The Irish, in other words, have every right to be angry; angry with David Cameron for calling the referendum without consultation in a failed attempt to settle an internal Tory spat; angry with the abysmal level of debate during a campaign in which Ireland and its peace process was barely mentioned; angry with the constitutional ineptitude which allowed such a vast historic decision to be made by such a risibly narrow margin, and on such a demonstrably false prospectus. Morally, the Irish premier Leo Varadkar would be justified in doing everything in his power to block, delay and veto the moment of Brexit; and it’s likely that a huge, currently unrepresented chunk of British voters – those who never wanted Brexit in the first place, and for whom neither Labour nor Tory leaderships will speak – would wish him every success in doing so.

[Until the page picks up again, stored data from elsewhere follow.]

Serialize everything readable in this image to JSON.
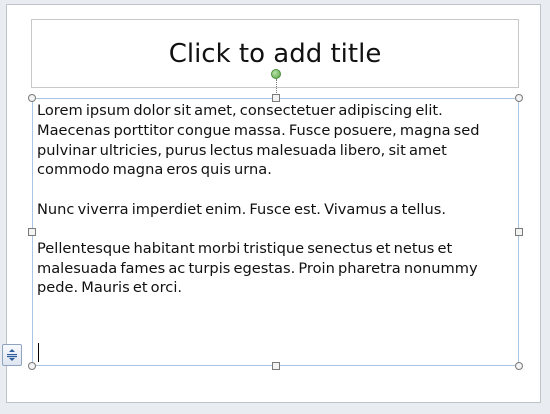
{
  "slide": {
    "title_placeholder": "Click to add title",
    "body_paragraphs": [
      "Lorem ipsum dolor sit amet, consectetuer adipiscing elit. Maecenas porttitor congue massa. Fusce posuere, magna sed pulvinar ultricies, purus lectus malesuada libero, sit amet commodo magna eros quis urna.",
      "Nunc viverra imperdiet enim. Fusce est. Vivamus a tellus.",
      "Pellentesque habitant morbi tristique senectus et netus et malesuada fames ac turpis egestas. Proin pharetra nonummy pede. Mauris et orci."
    ]
  },
  "icons": {
    "autofit": "autofit-options-icon",
    "rotate": "rotate-handle-icon"
  },
  "colors": {
    "selection_border": "#a9c4e4",
    "rotate_handle": "#5aa544",
    "slide_background": "#ffffff",
    "canvas_background": "#e9ecf1"
  }
}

In a sense, though, the betrayal of our Irish allies entailed in the Brexit shambles is only one aspect, if an outstandingly important one, of the general betrayal of common sense, and of our shared futures, that characterises the whole Brexit process. I suppose it’s hardly surprising that a 21st century Brexit campaign based on 19th century fantasies of British power and sovereignty should fail to reckon with the recent history of that part of these islands which has had to learn most, and most rapidly, about the limits of modern sovereignty, and about the sophisticated, multi-layered quality of modern identity; we in Scotland, after all, have already been given an unpleasant crash course in just how much the UK government cares about our 62 per cent vote to remain, or about the general idea of diversity enshrined in the devolution settlement.

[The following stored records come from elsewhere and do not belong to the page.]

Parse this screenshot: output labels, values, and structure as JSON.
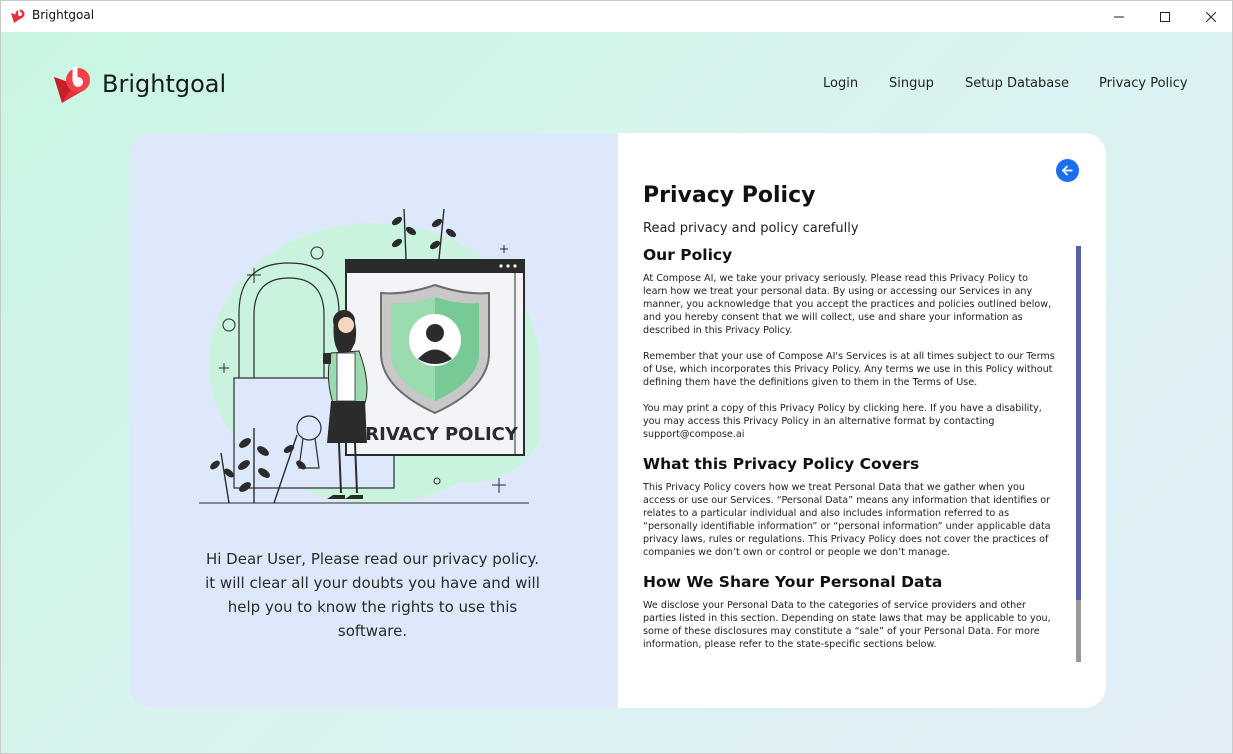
{
  "window": {
    "title": "Brightgoal",
    "controls": {
      "minimize": "—",
      "maximize": "☐",
      "close": "✕"
    }
  },
  "brand": {
    "name": "Brightgoal",
    "logo_icon": "brightgoal-logo-icon"
  },
  "nav": {
    "login": "Login",
    "signup": "Singup",
    "setup_database": "Setup Database",
    "privacy_policy": "Privacy Policy"
  },
  "left_panel": {
    "illustration_text": "PRIVACY POLICY",
    "message": "Hi Dear User, Please read our privacy policy. it will clear all your doubts you have and will help you to know the rights to use this software."
  },
  "right_panel": {
    "back_icon": "arrow-left-icon",
    "title": "Privacy Policy",
    "subtitle": "Read privacy and policy carefully",
    "sections": [
      {
        "heading": "Our Policy",
        "paragraphs": [
          "At Compose AI, we take your privacy seriously. Please read this Privacy Policy to learn how we treat your personal data. By using or accessing our Services in any manner, you acknowledge that you accept the practices and policies outlined below, and you hereby consent that we will collect, use and share your information as described in this Privacy Policy.",
          "Remember that your use of Compose AI's Services is at all times subject to our Terms of Use, which incorporates this Privacy Policy. Any terms we use in this Policy without defining them have the definitions given to them in the Terms of Use.",
          "You may print a copy of this Privacy Policy by clicking here. If you have a disability, you may access this Privacy Policy in an alternative format by contacting support@compose.ai"
        ]
      },
      {
        "heading": "What this Privacy Policy Covers",
        "paragraphs": [
          "This Privacy Policy covers how we treat Personal Data that we gather when you access or use our Services. “Personal Data” means any information that identifies or relates to a particular individual and also includes information referred to as “personally identifiable information” or “personal information” under applicable data privacy laws, rules or regulations. This Privacy Policy does not cover the practices of companies we don’t own or control or people we don’t manage."
        ]
      },
      {
        "heading": "How We Share Your Personal Data",
        "paragraphs": [
          "We disclose your Personal Data to the categories of service providers and other parties listed in this section. Depending on state laws that may be applicable to you, some of these disclosures may constitute a “sale” of your Personal Data. For more information, please refer to the state-specific sections below."
        ]
      }
    ]
  },
  "colors": {
    "accent_blue": "#1a6ff0",
    "brand_red": "#e8303a",
    "scrollbar_thumb": "#5b5fa3",
    "left_panel_bg": "#dde9fb"
  }
}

Even those who care nothing for Ireland or Scotland, though, should be wary of a process based on such a careless trampling of the peaceful and nuanced political structures, both internal and external, that have been built up over the decades since the Second World War. For half a century, those evolving structures – in various forms – have been creating and sustaining the peaceful reality in which most of us in this country have lived; and we have increasingly been able to take them for granted. Now, though, on both sides of the Atlantic, a form of simplistic retro-nationalism has been unleashed which actively wants to tear those structures down, almost regardless of the consequences. The danger to all of us, as human beings and citizens, is palpable, already visible in our looming loss of EU rights; and if Ireland is the first and most obvious victim of Britain’s Brexit folly, it most certainly will not be the last.